Ночью мы с Женькой Мамоновой идем по шоссе патрулём.
Позавчера, наконец, переломилась линия фронта. И кажется, вместе с линией фронта переломилась погода: безмолвие подмосковных мглистых морозов сменилось завыванием вьюги. Ночью серая лента шоссе выглядит бешено мчащейся к Можайску рекой. На её быстрине кружатся, завиваясь воронками, как в половодье, высокие пенные гребни метели. Сугробы справа и слева дороги плывут куда-то перед глазами, их белые волны ходят ходуном. Уже за десяток шагов всё тонет в свистящей, завихрённой мгле, в клочковатом тумане.
Запад дымен от пожаров, сизо-багров. Бой уходит куда-то правей Кубинки, на северо-запад. Там всё время что-то ухает, гневно грохочет и стонет, железно скрипит зубами, как будто нечто невообразимо огромное, еле живое ещё мучается, борясь со смертью, плачет и умирает. Чёрная муть земли и белая дымная муть неба, перемешиваясь, свиваются в длинные волокнистые пряди, и от этого как-то жутко на сердце, темно.

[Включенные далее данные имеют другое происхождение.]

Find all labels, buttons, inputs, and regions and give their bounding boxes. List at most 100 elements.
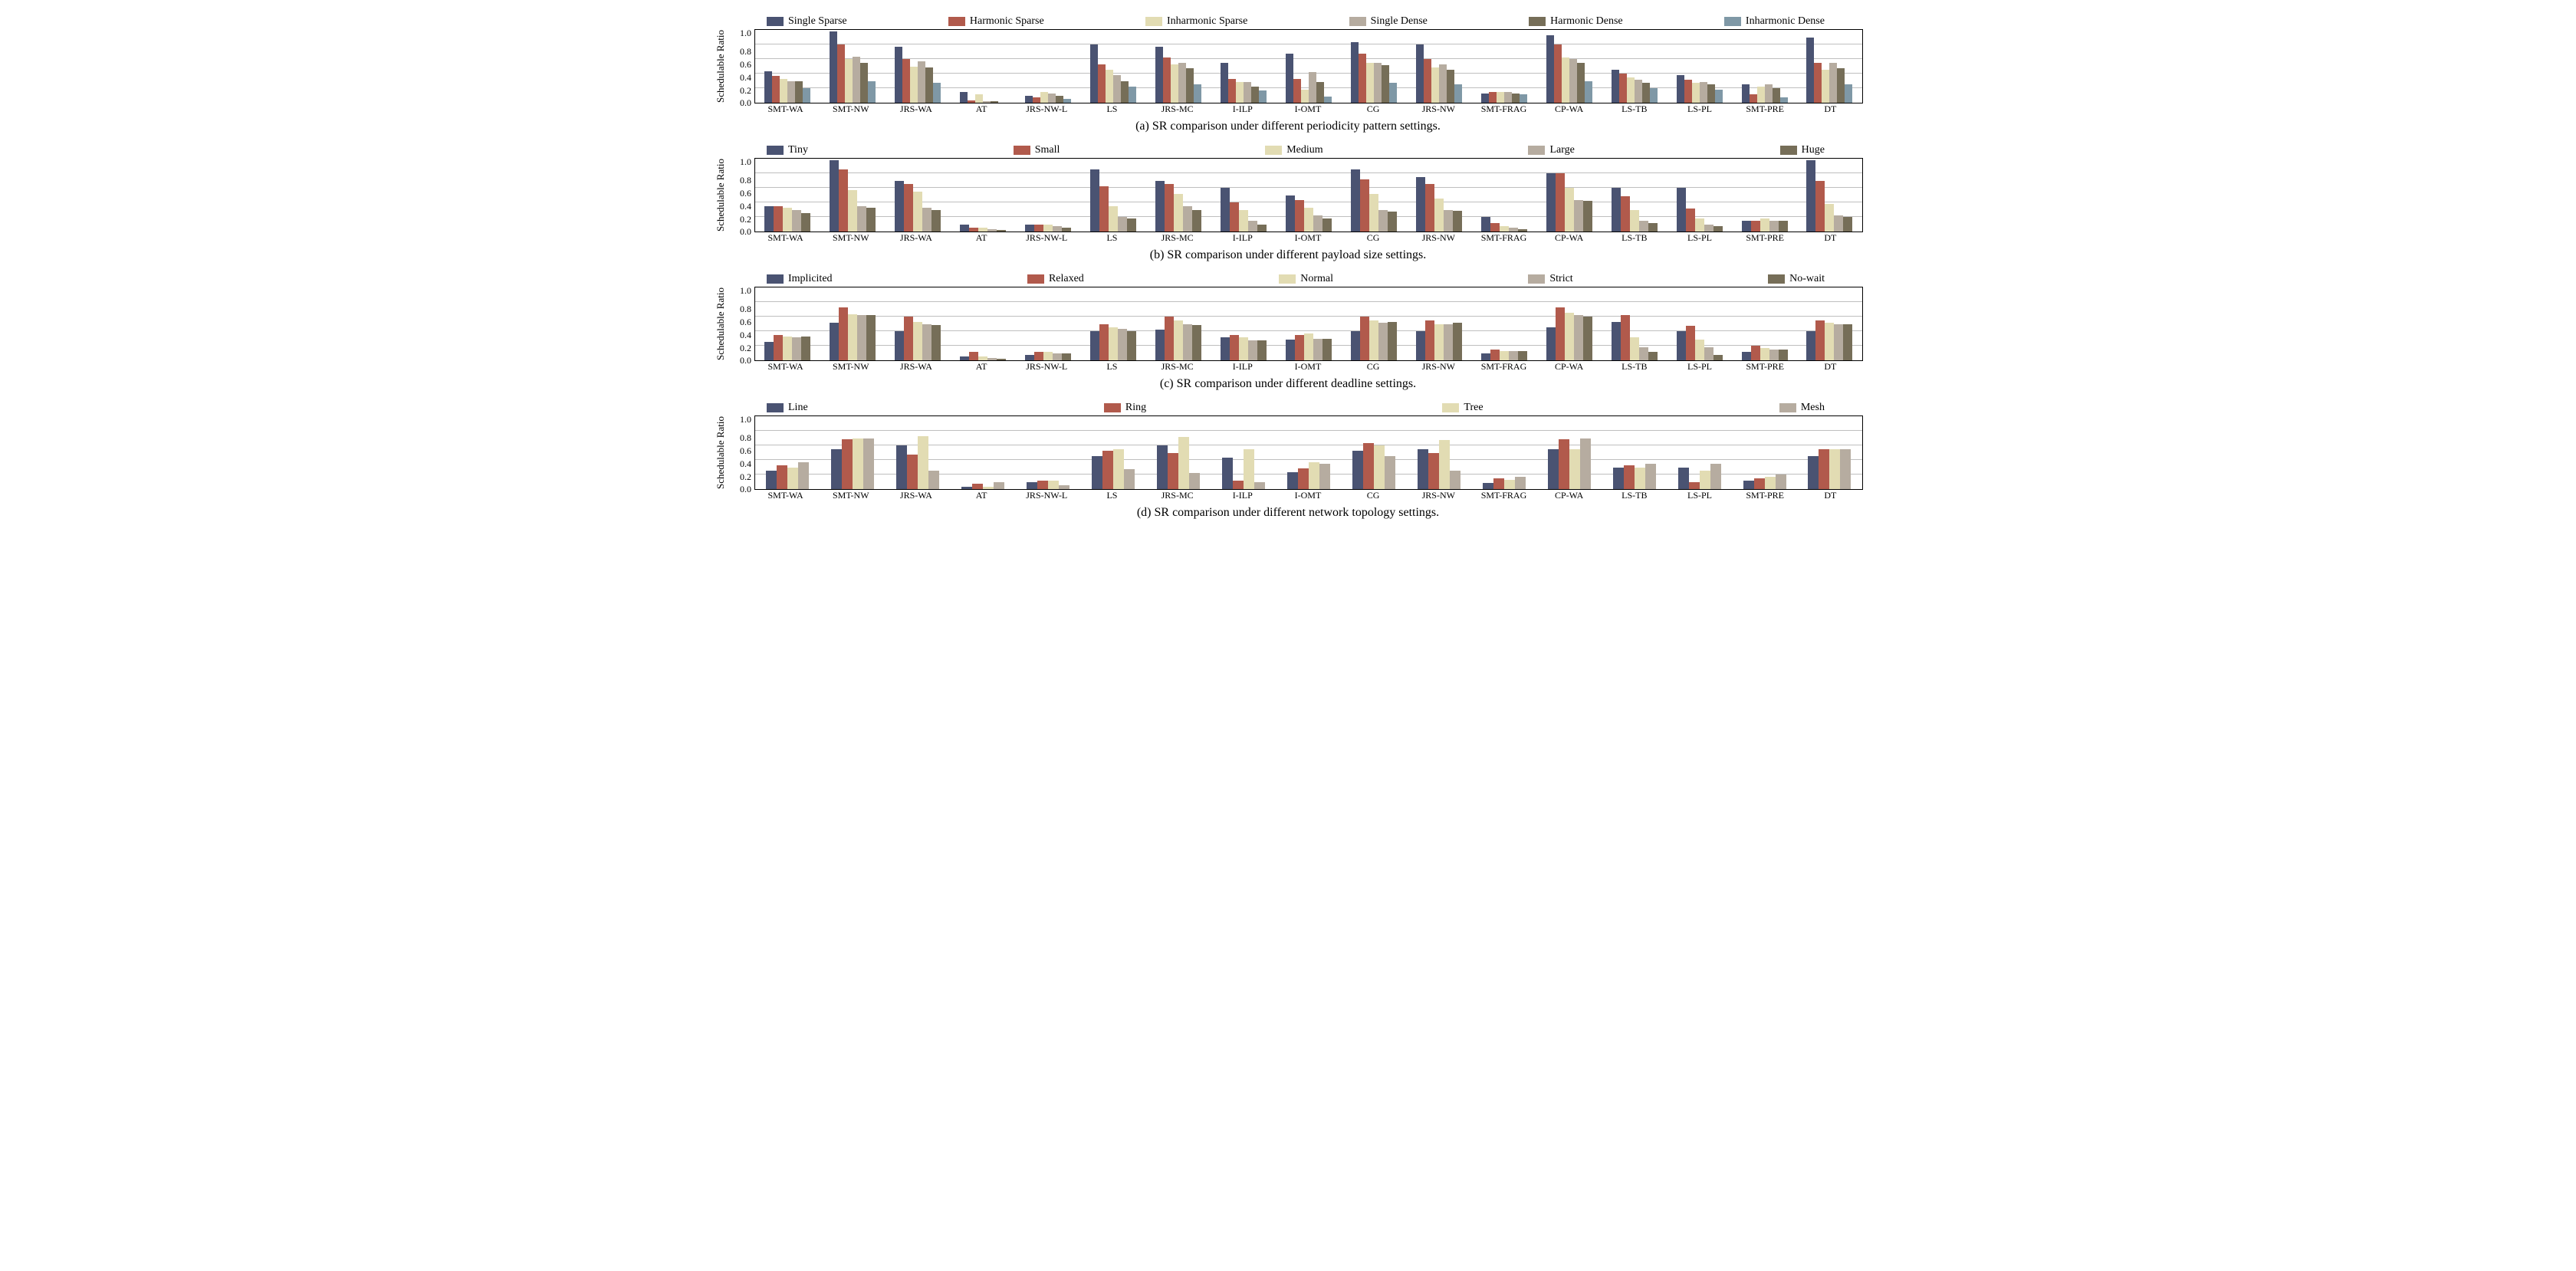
plot-area: [754, 158, 1863, 232]
bar: [987, 358, 997, 360]
x-tick-label: LS: [1079, 103, 1145, 115]
bar: [1360, 179, 1369, 232]
bar: [1382, 65, 1389, 103]
legend-item: Inharmonic Sparse: [1145, 15, 1247, 28]
bar: [839, 169, 848, 232]
bar: [1439, 440, 1450, 489]
bar: [1808, 456, 1819, 489]
bar: [1298, 468, 1309, 489]
bar: [1053, 226, 1062, 232]
bar: [1822, 70, 1829, 103]
legend-swatch: [1104, 403, 1121, 412]
bar: [1829, 449, 1840, 489]
bar: [1509, 228, 1518, 232]
legend: ImplicitedRelaxedNormalStrictNo-wait: [713, 273, 1863, 287]
bar: [1230, 335, 1239, 360]
bar: [1109, 327, 1118, 360]
bar: [1313, 215, 1322, 232]
bar: [896, 445, 907, 489]
y-tick: 1.0: [740, 28, 751, 38]
legend-label: Tree: [1464, 402, 1483, 414]
x-tick-label: SMT-WA: [753, 361, 818, 373]
bar-group: [951, 30, 1016, 103]
bar: [1454, 84, 1462, 103]
bar: [1500, 351, 1509, 360]
bar: [1431, 67, 1439, 103]
bar: [1388, 212, 1397, 232]
bar: [983, 487, 994, 489]
bar: [1369, 320, 1378, 360]
bar: [922, 324, 932, 361]
bar-group: [1211, 416, 1276, 489]
x-tick-label: LS: [1079, 490, 1145, 501]
bar: [1174, 320, 1183, 360]
bar: [1450, 471, 1460, 489]
legend-swatch: [1529, 17, 1546, 26]
x-tick-label: JRS-NW: [1406, 232, 1471, 244]
bar: [1580, 438, 1591, 490]
bar: [1157, 445, 1168, 489]
legend-label: Tiny: [788, 144, 808, 156]
bar: [1043, 225, 1053, 232]
bar: [1481, 217, 1490, 232]
bar: [1221, 337, 1230, 360]
x-tick-label: DT: [1798, 103, 1863, 115]
bar: [1163, 57, 1171, 103]
bar: [1490, 223, 1500, 232]
bar: [1751, 346, 1760, 360]
x-tick-label: DT: [1798, 490, 1863, 501]
bar: [997, 230, 1006, 232]
bar: [932, 210, 941, 232]
bar: [907, 455, 918, 489]
x-tick-label: LS-PL: [1667, 490, 1732, 501]
bar: [1776, 475, 1786, 489]
y-axis-ticks: 1.00.80.60.40.20.0: [728, 158, 754, 232]
bar: [1389, 83, 1397, 103]
x-tick-label: I-ILP: [1210, 232, 1275, 244]
legend-item: Large: [1528, 144, 1574, 156]
bar: [866, 315, 876, 360]
bar: [1286, 195, 1295, 232]
panel-a: Single SparseHarmonic SparseInharmonic S…: [713, 15, 1863, 133]
legend-label: Relaxed: [1049, 273, 1084, 285]
bar: [1769, 350, 1779, 360]
x-tick-label: I-OMT: [1275, 490, 1340, 501]
bar: [772, 76, 780, 103]
bar-group: [886, 416, 951, 489]
bar: [1183, 324, 1192, 361]
bar-group: [1341, 416, 1406, 489]
legend-item: Strict: [1528, 273, 1572, 285]
bar: [1710, 464, 1721, 489]
x-tick-label: JRS-MC: [1145, 361, 1210, 373]
bar: [1630, 337, 1639, 360]
x-tick-label: CP-WA: [1536, 103, 1602, 115]
legend-label: Huge: [1802, 144, 1825, 156]
bar: [780, 79, 787, 103]
y-tick: 0.2: [740, 86, 751, 95]
bar: [1259, 90, 1267, 103]
bar: [1359, 54, 1366, 103]
bar: [1624, 465, 1635, 489]
bar: [1192, 210, 1201, 232]
y-tick: 1.0: [740, 415, 751, 424]
bar-group: [951, 159, 1016, 232]
bar: [1090, 169, 1099, 232]
legend-swatch: [1014, 146, 1030, 155]
bar: [1815, 320, 1825, 360]
legend-label: Inharmonic Dense: [1746, 15, 1825, 28]
y-tick: 0.4: [740, 459, 751, 468]
bar-group: [1602, 159, 1667, 232]
bar: [1174, 194, 1183, 232]
bar: [1040, 92, 1048, 103]
y-tick: 0.4: [740, 73, 751, 82]
bar-group: [1081, 416, 1146, 489]
bar: [1612, 322, 1621, 360]
bar: [968, 100, 975, 103]
bar: [1048, 94, 1056, 103]
legend-item: Harmonic Dense: [1529, 15, 1622, 28]
legend-swatch: [948, 17, 965, 26]
bar: [801, 213, 810, 232]
x-tick-label: I-OMT: [1275, 232, 1340, 244]
bar: [1121, 81, 1129, 103]
bar: [925, 67, 933, 103]
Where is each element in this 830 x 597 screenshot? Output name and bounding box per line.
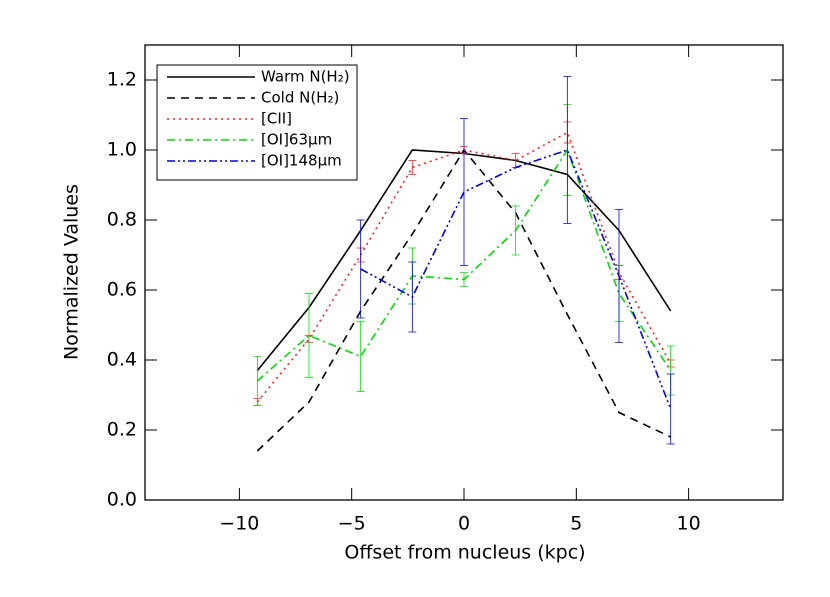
error-bar bbox=[253, 356, 262, 406]
error-bar bbox=[460, 272, 468, 287]
x-tick-label: 0 bbox=[458, 513, 470, 535]
error-bar bbox=[511, 205, 520, 256]
legend-label: Cold N(H₂) bbox=[261, 89, 339, 107]
error-bar bbox=[356, 321, 365, 392]
error-bar bbox=[304, 293, 313, 378]
y-axis-label: Normalized Values bbox=[61, 184, 83, 360]
legend-label: Warm N(H₂) bbox=[261, 68, 350, 86]
error-bar bbox=[615, 209, 624, 343]
error-bar bbox=[460, 118, 468, 266]
y-tick-label: 0.6 bbox=[107, 279, 137, 301]
error-bar bbox=[666, 373, 675, 445]
x-tick-label: 10 bbox=[677, 513, 701, 535]
x-axis-label: Offset from nucleus (kpc) bbox=[344, 542, 585, 564]
y-tick-label: 0.2 bbox=[107, 419, 137, 441]
x-tick-label: −5 bbox=[338, 513, 366, 535]
error-bar bbox=[563, 76, 572, 224]
x-tick-label: 5 bbox=[570, 513, 582, 535]
error-bar bbox=[408, 261, 417, 333]
series-line bbox=[360, 149, 672, 410]
y-tick-label: 1.0 bbox=[107, 139, 137, 161]
legend-label: [CII] bbox=[261, 110, 292, 128]
error-bar bbox=[356, 219, 365, 319]
y-tick-label: 0.0 bbox=[107, 489, 137, 511]
y-tick-label: 0.8 bbox=[107, 209, 137, 231]
x-tick-label: −10 bbox=[219, 513, 259, 535]
y-tick-label: 0.4 bbox=[107, 349, 137, 371]
y-tick-label: 1.2 bbox=[107, 69, 137, 91]
error-bar bbox=[408, 160, 417, 175]
legend-label: [OI]148μm bbox=[261, 152, 342, 170]
legend-label: [OI]63μm bbox=[261, 131, 332, 149]
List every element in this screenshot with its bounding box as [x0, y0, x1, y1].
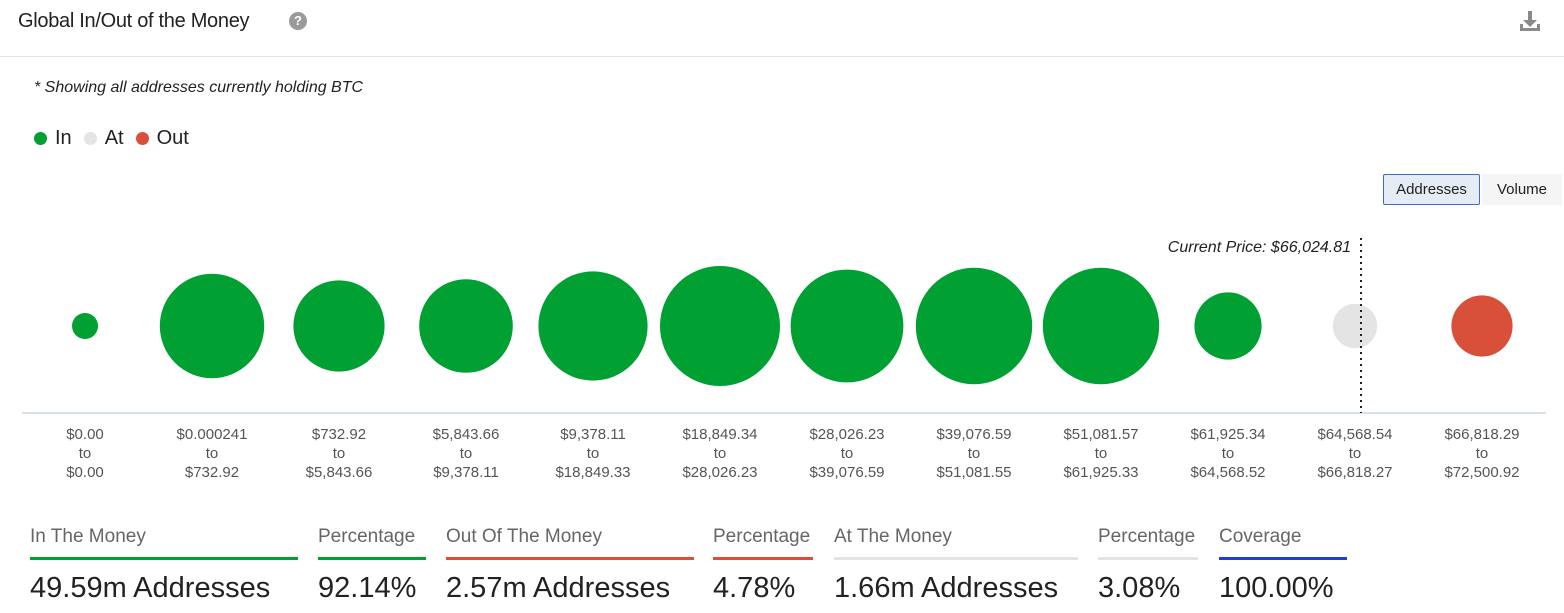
stat-value: 49.59m Addresses	[30, 572, 271, 604]
tick-label-separator: to	[714, 445, 727, 462]
bubble-chart: $0.00 to $0.00 $0.000241 to $732.92 $732.92 to $…	[22, 238, 1546, 481]
stat-value: 100.00%	[1219, 572, 1334, 604]
stat-value: 3.08%	[1098, 572, 1181, 604]
stat-value: 92.14%	[318, 572, 417, 604]
tick-label-separator: to	[460, 445, 473, 462]
tick-label-low: $61,925.34	[1190, 426, 1265, 443]
stat-value: 4.78%	[713, 572, 796, 604]
tick-label-low: $28,026.23	[809, 426, 884, 443]
bubble-in[interactable]	[538, 271, 648, 381]
bubble-out[interactable]	[1451, 295, 1513, 357]
legend-item-out[interactable]: Out	[135, 127, 189, 150]
stat-value: 1.66m Addresses	[834, 572, 1059, 604]
bubble-in[interactable]	[293, 280, 385, 372]
bubble-in[interactable]	[660, 266, 780, 386]
tick-label-high: $28,026.23	[682, 464, 757, 481]
stat-label: Coverage	[1219, 520, 1347, 560]
stat-value: 2.57m Addresses	[446, 572, 671, 604]
addresses-toggle-button[interactable]: Addresses	[1383, 174, 1480, 205]
bubble-in[interactable]	[72, 313, 98, 339]
bubble-in[interactable]	[159, 273, 265, 379]
tick-label-high: $64,568.52	[1190, 464, 1265, 481]
tick-label-low: $9,378.11	[560, 426, 626, 443]
tick-label-high: $18,849.33	[555, 464, 630, 481]
tick-label-separator: to	[1222, 445, 1235, 462]
tick-label-low: $0.00	[66, 426, 104, 443]
legend-label-out: Out	[156, 127, 189, 149]
tick-label-low: $0.000241	[177, 426, 248, 443]
legend-dot-at	[83, 132, 97, 145]
chart-legend: In At Out	[34, 127, 201, 150]
tick-label-high: $51,081.55	[936, 464, 1011, 481]
stat-label: Out Of The Money	[446, 520, 694, 560]
tick-label-separator: to	[841, 445, 854, 462]
stat-label: Percentage	[318, 520, 426, 560]
bubble-in[interactable]	[1194, 292, 1262, 360]
tick-label-separator: to	[333, 445, 346, 462]
tick-label-separator: to	[79, 445, 92, 462]
tick-label-low: $732.92	[312, 426, 366, 443]
tick-label-low: $66,818.29	[1444, 426, 1519, 443]
tick-label-high: $72,500.92	[1444, 464, 1519, 481]
tick-label-low: $51,081.57	[1063, 426, 1138, 443]
tick-label-separator: to	[206, 445, 219, 462]
tick-label-low: $18,849.34	[682, 426, 757, 443]
tick-label-high: $732.92	[185, 464, 239, 481]
stats-panel: In The Money 49.59m Addresses Percentage…	[0, 520, 1564, 613]
bubble-in[interactable]	[1042, 267, 1160, 385]
download-icon[interactable]	[1518, 9, 1542, 33]
tick-label-low: $5,843.66	[433, 426, 500, 443]
stat-in-percentage: Percentage 92.14%	[318, 520, 426, 605]
stat-label: In The Money	[30, 520, 298, 560]
tick-label-separator: to	[587, 445, 600, 462]
question-circle-icon[interactable]: ?	[289, 12, 307, 30]
stat-label: At The Money	[834, 520, 1078, 560]
stat-label: Percentage	[713, 520, 813, 560]
stat-at-percentage: Percentage 3.08%	[1098, 520, 1198, 605]
stat-coverage: Coverage 100.00%	[1219, 520, 1347, 605]
stat-at-the-money: At The Money 1.66m Addresses	[834, 520, 1078, 605]
tick-label-high: $39,076.59	[809, 464, 884, 481]
stat-label: Percentage	[1098, 520, 1198, 560]
legend-dot-in	[34, 132, 47, 145]
legend-item-at[interactable]: At	[83, 127, 124, 150]
tick-label-high: $61,925.33	[1063, 464, 1138, 481]
volume-toggle-button[interactable]: Volume	[1482, 174, 1562, 205]
tick-label-high: $0.00	[66, 464, 104, 481]
legend-dot-out	[135, 132, 149, 145]
view-toggle: Addresses Volume	[1383, 174, 1562, 205]
bubble-in[interactable]	[915, 267, 1033, 385]
widget-header: Global In/Out of the Money ?	[0, 0, 1564, 57]
tick-label-separator: to	[1095, 445, 1108, 462]
stat-out-percentage: Percentage 4.78%	[713, 520, 813, 605]
widget-title: Global In/Out of the Money	[18, 10, 250, 32]
tick-label-separator: to	[1349, 445, 1362, 462]
tick-label-low: $64,568.54	[1317, 426, 1392, 443]
legend-item-in[interactable]: In	[34, 127, 72, 150]
tick-label-high: $9,378.11	[433, 464, 499, 481]
tick-label-high: $66,818.27	[1317, 464, 1392, 481]
tick-label-high: $5,843.66	[306, 464, 373, 481]
stat-in-the-money: In The Money 49.59m Addresses	[30, 520, 298, 605]
tick-label-separator: to	[968, 445, 981, 462]
tick-label-separator: to	[1476, 445, 1489, 462]
bubble-at[interactable]	[1332, 303, 1378, 349]
chart-subtitle: * Showing all addresses currently holdin…	[34, 79, 364, 96]
bubble-in[interactable]	[419, 279, 513, 373]
legend-label-at: At	[104, 127, 124, 149]
legend-label-in: In	[55, 127, 72, 149]
current-price-label: Current Price: $66,024.81	[1168, 239, 1351, 256]
bubble-in[interactable]	[790, 269, 904, 383]
stat-out-of-the-money: Out Of The Money 2.57m Addresses	[446, 520, 694, 605]
tick-label-low: $39,076.59	[936, 426, 1011, 443]
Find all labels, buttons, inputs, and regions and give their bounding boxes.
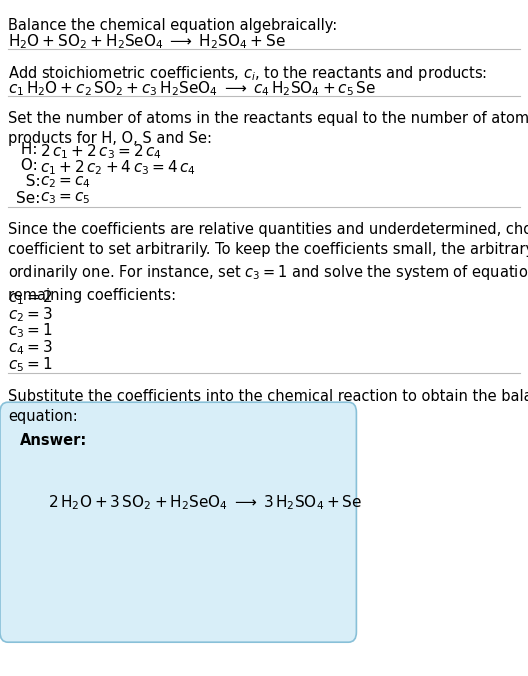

Но мы - патруль. Нам бояться нельзя.
Не спеша мы проходим вдоль деревни: пятьсот шагов за околицу, в сторону фронта, пятьсот шагов назад, к Москве.
На щеках у нас с Женькой, на бровях, на ресницах, на воротниках шинелей от дыхания колючие корки снега. Винтовки и те заледенели и кажутся белыми. Время от времени Женька чутко прислушивается к орудийному грохоту, приглядывается к крутящейся мгле. И вдруг:
- Стой! Кто идёт?
Она вскидывает винтовку на руку.
Из снеговой мути, из бурой таинственной мглы отдаленных пожаров прямо на нас ворсистая морда лошади. Всадник на ней как в белой медвежьей шкуре. Он хрустит при каждом движении.
- Стой! Ни с места!
- Свои, девочки...
- Кто такие свои? Пропуск! Своих нет, тут патруль!
- Ого, какие строгости! - усмехнулся во мраке всадник и, свесившись с седла, вгляделся в наши с Женькою лица. - A-а, вон это кто! - сказал он, и я узнала командира второго полка Железнова. За его спиной, в круговерти, угадывались фигуры ещё нескольких всадников. То были мохнатые от инея красноармейцы охраны.
Майор глухо откашлялся, словно смущаясь, спросил:
- Это ты, Шура?
- Я.
- Дурные вести оттуда! - Железнов взмахнул плетью и показал в сторону бурого зарева, вспухшего над серой кромкой снегов. Хрипло вздохнул: - Понимаешь, Митя... Дмитрий Иваныч... убит!
Я молчу.
Мне кажется, Железнов шутит. Только спустя мгновение я понимаю, что Матвей Илларионович никогда шутить этим не будет. Но мёртвого, неживого Шубарова я представить себе не могу.